Puerto Rico imported 60.3Bn ft3 (Bcf) of LNG in 2018, a level similar to total LNG imports of 61.3 Bcf in 2016.
Hurricane Maria, a category 5 hurricane, made landfall 20 September 2017, causing billions of dollars’ worth of damage to homes, business, and infrastructure and resulting in more than 3,000 deaths. Power to the island was completely knocked out.
Natural gas supplied about one-third of all of Puerto Rico’s power generation in 2017. All of Puerto Rico’s LNG imports are used for electricity generation.
Since September 2016, Puerto Rico has imported all of its LNG for power generation from Trinidad through long-term contracts.
Peñuelas LNG terminal in Ponce is Puerto Rico’s only LNG import terminal. From 2013 through 2016, Puerto Rico received an average of two LNG cargoes per month, with each cargo providing about 2.5 Bcf of natural gas, or 159M ft3 per day (MMcf/d).
After Hurricane Maria made landfall, Puerto Rico only received one LNG cargo per month in Q4 2017, averaging 78 MMcf/d and bringing the year’s total average to 46.4 Bcf, or 24% lower than the average in 2016.
Puerto Rico resumed its two-cargoes-per-month level of LNG imports four months after Hurricane Maria, although restoration efforts on electricity infrastructure took much longer. Puerto Rico Electric Power Authority reported it had restored electric power to 95% of its customers by April 2018.

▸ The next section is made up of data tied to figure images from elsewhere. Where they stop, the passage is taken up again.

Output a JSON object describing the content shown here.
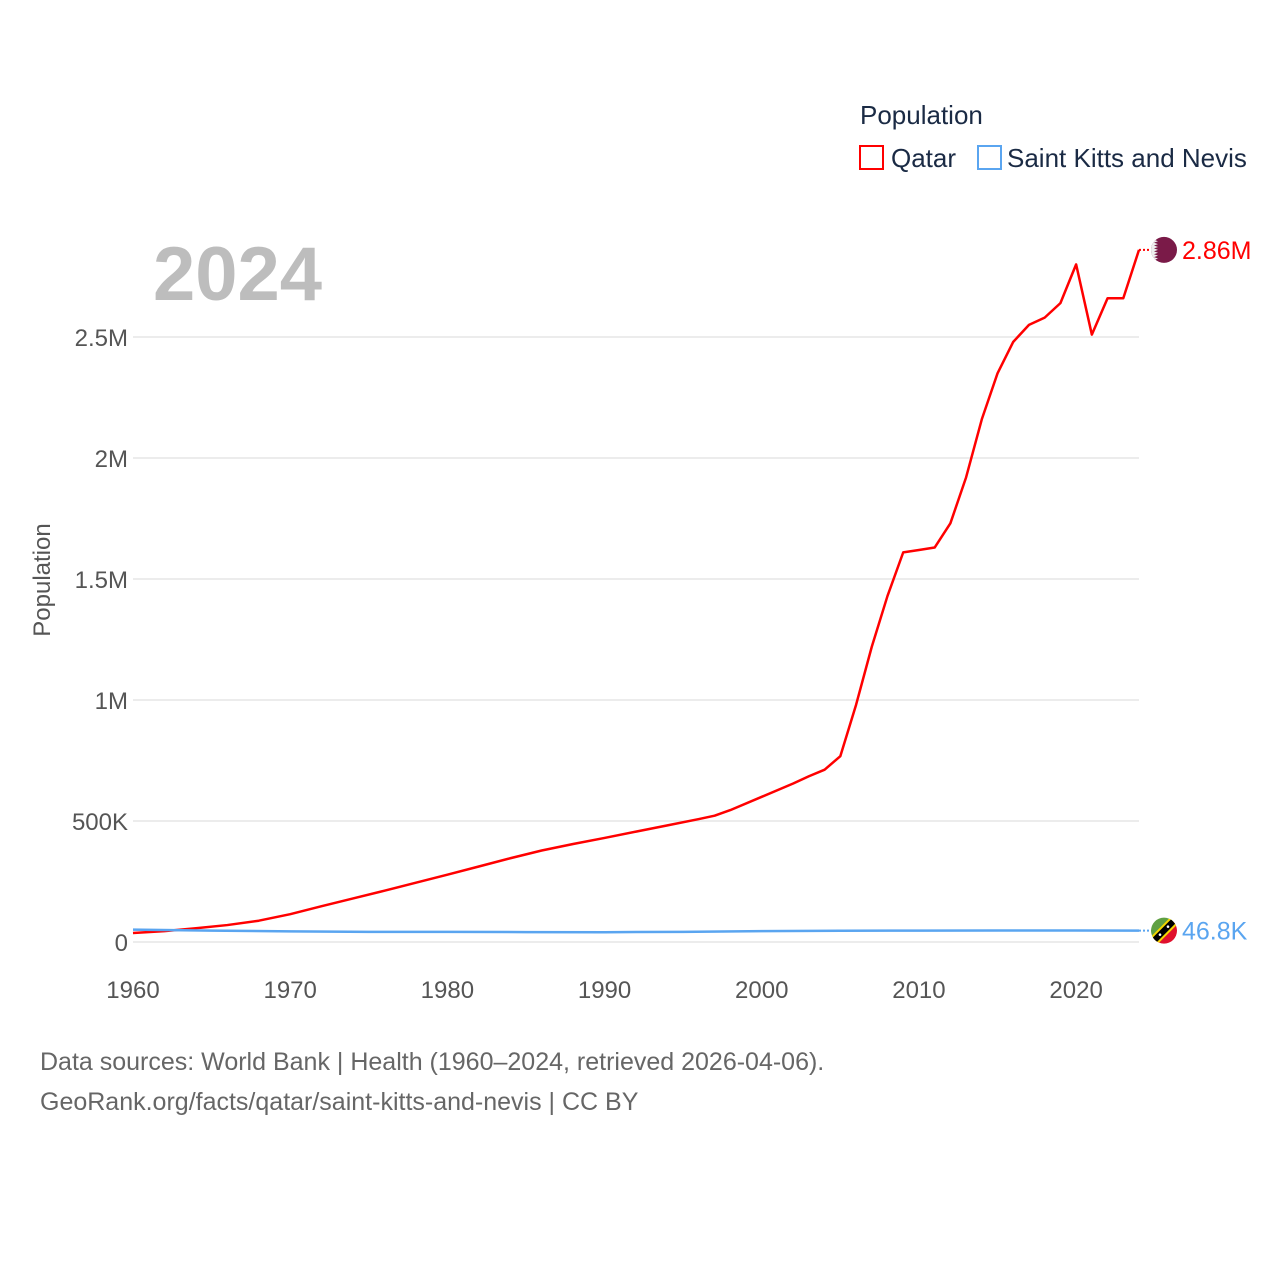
{
  "chart_data": {
    "type": "line",
    "title": "",
    "xlabel": "",
    "ylabel": "Population",
    "xlim": [
      1960,
      2024
    ],
    "ylim": [
      0,
      2900000
    ],
    "grid": true,
    "legend_title": "Population",
    "legend_placement": "top-right",
    "year_label": "2024",
    "x_ticks": [
      1960,
      1970,
      1980,
      1990,
      2000,
      2010,
      2020
    ],
    "x_tick_labels": [
      "1960",
      "1970",
      "1980",
      "1990",
      "2000",
      "2010",
      "2020"
    ],
    "y_ticks": [
      0,
      500000,
      1000000,
      1500000,
      2000000,
      2500000
    ],
    "y_tick_labels": [
      "0",
      "500K",
      "1M",
      "1.5M",
      "2M",
      "2.5M"
    ],
    "series": [
      {
        "name": "Qatar",
        "color": "#ff0000",
        "end_label": "2.86M",
        "x": [
          1960,
          1962,
          1964,
          1966,
          1968,
          1970,
          1972,
          1974,
          1976,
          1978,
          1980,
          1982,
          1984,
          1986,
          1988,
          1990,
          1992,
          1994,
          1996,
          1997,
          1998,
          2000,
          2002,
          2003,
          2004,
          2005,
          2006,
          2007,
          2008,
          2009,
          2010,
          2011,
          2012,
          2013,
          2014,
          2015,
          2016,
          2017,
          2018,
          2019,
          2020,
          2021,
          2022,
          2023,
          2024
        ],
        "values": [
          37000,
          45000,
          57000,
          70000,
          88000,
          115000,
          148000,
          180000,
          212000,
          245000,
          278000,
          312000,
          346000,
          378000,
          405000,
          430000,
          456000,
          482000,
          508000,
          522000,
          545000,
          600000,
          655000,
          685000,
          712000,
          768000,
          980000,
          1220000,
          1430000,
          1610000,
          1620000,
          1630000,
          1730000,
          1920000,
          2160000,
          2350000,
          2480000,
          2550000,
          2580000,
          2640000,
          2800000,
          2510000,
          2660000,
          2660000,
          2860000
        ]
      },
      {
        "name": "Saint Kitts and Nevis",
        "color": "#5aa5f0",
        "end_label": "46.8K",
        "x": [
          1960,
          1965,
          1970,
          1975,
          1980,
          1985,
          1990,
          1995,
          2000,
          2005,
          2010,
          2015,
          2020,
          2024
        ],
        "values": [
          51000,
          47000,
          44000,
          42000,
          42000,
          41000,
          40500,
          42000,
          45000,
          46500,
          47000,
          47500,
          47500,
          46800
        ]
      }
    ]
  },
  "source": {
    "line1": "Data sources: World Bank | Health (1960–2024, retrieved 2026-04-06).",
    "line2": "GeoRank.org/facts/qatar/saint-kitts-and-nevis | CC BY"
  }
}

Puerto Rico is looking to further expand its natural gas consumption to displace fuel oil for electricity generation. US Federal Energy Regulatory Commission has approved regasification capacity expansion at Peñuelas from 186 MMcf/d to 279 MMcf/d.
Ironically, with US LNG booming, Puerto Rico is limited in the amount of LNG it receives from the mainland US. Crowley Maritime, for example, ships LNG in international shipping organisation containers from Jacksonville, Florida to Puerto Rico. LNG cargoes from the US Gulf have to be shipped on a US-flag vessel for direct service to Puerto Rico because of a collection of US cabotage laws collectively known as the Jones Act. Jones Act, which requires goods or passengers moved in US coastal waters between US ports to be carried on vessels that are US constructed, owned, crewed, and flagged. There are currently no US-flag LNG carriers.
In December 2018, Puerto Rico requested a 10-year waiver to the Jones Act, which would allow US LNG to be transported to Puerto Rico on non-US-flagged vessels. The waiver would allow Puerto Rico to move LNG from the mainland US with prices benchmarked to the Henry Hub, or at prices that are lower than importing natural gas from other countries.